Tuesday, November 1, 2011

The Cure For Argument List Too Long

This is one of those things that drives me
crazy. Why does Linux have an artificial limit
on the size of an argument list? So many things
in Linux are dynamic. Why not shell argument
lists too?

Here's someone who proposes 4 different ways to
solve this problem:

Argument List Too Long

His last solution, solution #4, puts the whole
problem in a nutshell. Apparently this is a
limitation that is defined when you compile your
linux kernel.

Since most of us use precompiled kernels, we're stuck
untess we wish to recompile the kernel.

The variable that controls this is really a C
Language constant (not a true variable). It
is defined for the C Language preprocessor like
this:

#define MAX_ARG_PAGES 32

Perhaps there is a philosophical reason for keeping
things the way they are. Perhaps long command lines
that cause you to over-run the maximum allotment for
an argument list are, in themselves, bad ideas.

An overly long command line could well be a bad idea.

For this reason, I feel that the author of the above
article is probably right. Even though using the
find command takes a long time, it does, by it's very
nature, allow you to process an infinite number of files.

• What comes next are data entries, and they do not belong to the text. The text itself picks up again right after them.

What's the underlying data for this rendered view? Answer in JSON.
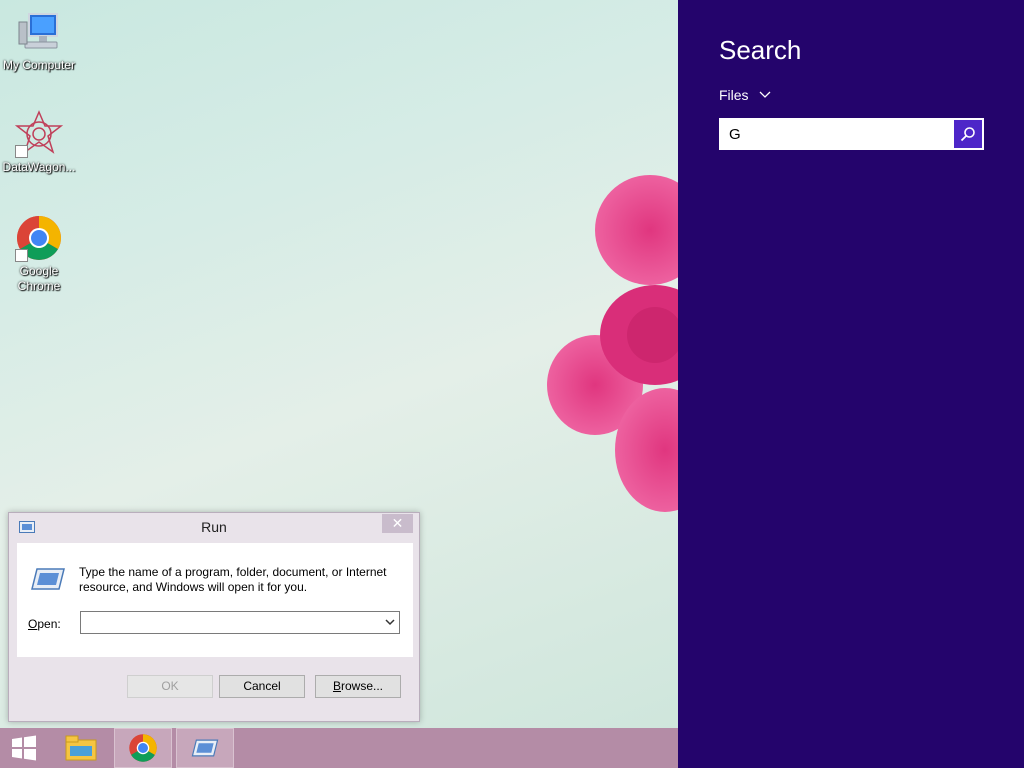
{
  "desktop": {
    "icons": [
      {
        "label": "My Computer"
      },
      {
        "label": "DataWagon..."
      },
      {
        "label": "Google Chrome"
      }
    ]
  },
  "run_dialog": {
    "title": "Run",
    "close_symbol": "✕",
    "description": "Type the name of a program, folder, document, or Internet resource, and Windows will open it for you.",
    "open_label_access": "O",
    "open_label_rest": "pen:",
    "open_value": "",
    "ok_label": "OK",
    "cancel_label": "Cancel",
    "browse_access": "B",
    "browse_rest": "rowse..."
  },
  "taskbar": {
    "items": [
      {
        "icon": "windows-start-icon"
      },
      {
        "icon": "file-explorer-icon"
      },
      {
        "icon": "chrome-icon"
      },
      {
        "icon": "run-icon"
      }
    ]
  },
  "search_charm": {
    "title": "Search",
    "scope": "Files",
    "query": "G",
    "background_color": "#24046c",
    "button_color": "#4d26c8"
  }
}
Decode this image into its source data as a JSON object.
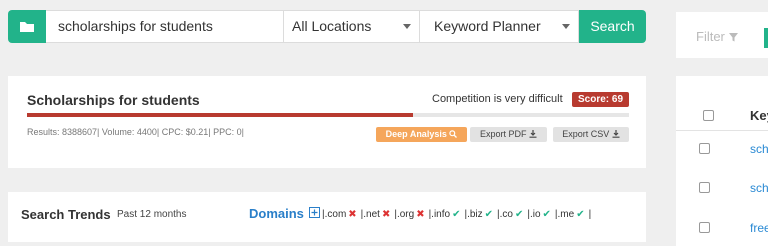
{
  "search": {
    "query": "scholarships for students",
    "location": "All Locations",
    "source": "Keyword Planner",
    "button": "Search"
  },
  "sidebar": {
    "filter_label": "Filter",
    "column_header": "Key",
    "rows": [
      "scho",
      "scho",
      "free"
    ]
  },
  "summary": {
    "title": "Scholarships for students",
    "competition": "Competition is very difficult",
    "score": "Score: 69",
    "score_value": 69,
    "stats": "Results: 8388607| Volume: 4400| CPC: $0.21| PPC: 0|",
    "deep_analysis": "Deep Analysis",
    "export_pdf": "Export PDF",
    "export_csv": "Export CSV",
    "colors": {
      "accent": "#22b38a",
      "score": "#b83a2f",
      "deep": "#f5a65b",
      "link": "#2a7fc9"
    }
  },
  "trends": {
    "title": "Search Trends",
    "subtitle": "Past 12 months",
    "domains_label": "Domains",
    "tlds": [
      {
        "name": "|.com",
        "available": false
      },
      {
        "name": "|.net",
        "available": false
      },
      {
        "name": "|.org",
        "available": false
      },
      {
        "name": "|.info",
        "available": true
      },
      {
        "name": "|.biz",
        "available": true
      },
      {
        "name": "|.co",
        "available": true
      },
      {
        "name": "|.io",
        "available": true
      },
      {
        "name": "|.me",
        "available": true
      }
    ],
    "end_bar": "|"
  }
}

At least, I assume it does. Since the find command
finds one file at a time and then calls up and resolves
one process at a time to process that file, it really
minimizes the footprint (memory used) over speed (the
find command will take a long long time to do what it
does).

Perhaps things are the way they are because someone has
put a lot of thought into it and has decided not to change
things. This is often the case.

Ed Abbott

Monday, October 10, 2011

The Linux Undelete Command

The title for this article is somewhat
of a misnomer. There is no specific
command that will undelete a file.

This evening, I successfully
undeleted a file. Here's the web
page that helped me to do this:

Linux or UNIX Recover deleted files – undelete files

I followed these 2 basic steps:

  1. Remember a unique string within
    the deleted file so that you can
    undeleted it without confusing it
    with other files
  2. Grep the entire device searching
    for the pattern you think uniquely
    identifies the file you wish to
    undelete

I started with these 2 simple steps
because I wanted to see if the technique
mentioned in the above link was going to
undelete my file.

Here's the command I tried:

grep "Enter the smaller of line 7 or line 9" /dev/hda2 >goofy

I used the df command to come up
with the name of the device to grep on:

df

Doing a grep on a device like this fascinates
me. What basis is there for treating an entire
device (partition) as a file? Does this mean
that all the blocks on that device can, in
effect, be seen by the grep command? It would
seem so.

I watched TV and ate supper while this command
ran. It takes a long long time! Just realize
that when you are doing this, you are greping
your entire hard drive partition. For me this
is many gigabytes of data.

I chose the name goofy as my output file,
probably because I was not sure whether or not
this was going to work.

One of the things that threw me at first is
choosing the pattern to search on. I made
the rather silly assumption that the pattern
was the name of the file.

Of course, that's precisely what got erased
when I mistakenly typed the following command:

rm MyFileName

For whatever reason, I had the silly notion that
I should be searching on MyFileName rather
than the contents of MyFileName. Big
difference!

This silly notion was more or less a fleeting
thought. I only mention it because since I had this
silly notion, other people might have the same
silly notion.

Once my thinking became clear and I realized that
I needed to remember a pattern that was inside the
file, I was well on my way.

Fortunately the file I wished to undelete was an
sc spreadsheet file. These files are quite
primitive and are purely ASCII text. The contents
of these files are easily manipulated by any text
editor.

I'd been working on a tax document when I foolishly
erased the spreadsheet file. I was copying a
Qualified Dividends and Capital Gain Tax Worksheet
for 2010 into my spreadsheet.

I use sc spreadsheet calculator for this purpose
because it is so simple and basic. If you are familiar
with the vi editor, it is very similar to vi
in how you operate it. All the commands are keystrokes
and your hands never have to leave the keyboard to fully
navigate and manipulate your spreadsheet.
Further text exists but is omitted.